RB: This is rather exciting especially the fact that corporates we part of the event. Do you think Zimbabwe is ready for such events, what can we learn from this as a young start-up ecosystem?

JP: Zimbabwe is ready for such event. We have many exciting startups that are looking for investors to take them to the next level. We are lacking someone to plant the seed. We need to start encourage local angels to start investing in the local start-up ecosystem. Once we get that bringing people from outside to Zimbabwe to invest in our start-ups will be easy. There are organizations like African Business Angel Networks (“ABAN”) who can come to Zimbabwe to teach our angel investors on how to pick investments and how to exit them. The more we expose our start-ups to angels the more likely we are going to get more success stories coming out of Zimbabwe

RB: You are a start-up yourself what would you say I wish I had known that before you started Youfarm? How was Youfarm received at AFA?

JP: I wish I had known how much work and perseverance is required to start a start-up. Having an idea is not enough. You need traction! Get to market as soon as possible so that you can validate your ideas. Never be afraid to pivot. And get good mentors. I have some really great mentors.
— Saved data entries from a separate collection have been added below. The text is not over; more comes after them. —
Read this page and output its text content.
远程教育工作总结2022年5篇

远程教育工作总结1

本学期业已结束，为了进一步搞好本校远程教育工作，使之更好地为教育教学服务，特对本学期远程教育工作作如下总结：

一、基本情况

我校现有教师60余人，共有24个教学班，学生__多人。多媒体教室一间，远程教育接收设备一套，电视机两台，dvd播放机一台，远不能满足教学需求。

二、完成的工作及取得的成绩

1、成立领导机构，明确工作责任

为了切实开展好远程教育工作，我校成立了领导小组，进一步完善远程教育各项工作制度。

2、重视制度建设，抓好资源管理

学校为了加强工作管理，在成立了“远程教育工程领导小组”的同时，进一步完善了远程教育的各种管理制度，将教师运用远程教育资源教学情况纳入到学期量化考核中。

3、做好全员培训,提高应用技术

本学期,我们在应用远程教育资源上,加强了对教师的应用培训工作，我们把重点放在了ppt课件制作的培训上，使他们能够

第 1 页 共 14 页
It took me 6 months to find them but it has transformed my venture. The bottom line is that you don’t know everything so you have to absorb all the advice you can get. At AFA the investors received us very well and they share our vision of restoring Zimbabwe to its former glory of being the breadbasket of Africa while we change the face of agricultural finance in Africa. We met with a couple of potential investors and hopefully something will come out so that we can scale and hire so that we can get more farmers funded. We also had some interesting discussions with a representative from Microsoft who shares our vision of getting technology into the hands of Zimbabwean farmers. It’s clear that Zimbabwe has great potential.

RB: Thank you JP for sharing what is indeed an eye opener. Without angels start-ups in Zimbabwe will struggle. What is your parting shot to start-ups, angels and ecosystem builders in Zimbabwe? What needs to happen to take us to the next level?

JP: Local start-ups need to up their game. The level that the South Africans, Kenyans Angolans and Nigerian start-ups are playing is what we need to aim for and exceed. We have the brains, we need to work harder and we need to learn from our counterparts in other countries. Ecosystem builders like Tech hub and Impact hub are doing good stuff by creating spaces where people can network and collaborate. The future is bright and we need more events, spaces and networking opportunities. Angels need to come out of the woodwork and give start-ups opportunities to pitch. Hubs need to start linking with other players such as banks and investors so that we can create an environment that allows creatives and entrepreneurs to flourish and be noticed.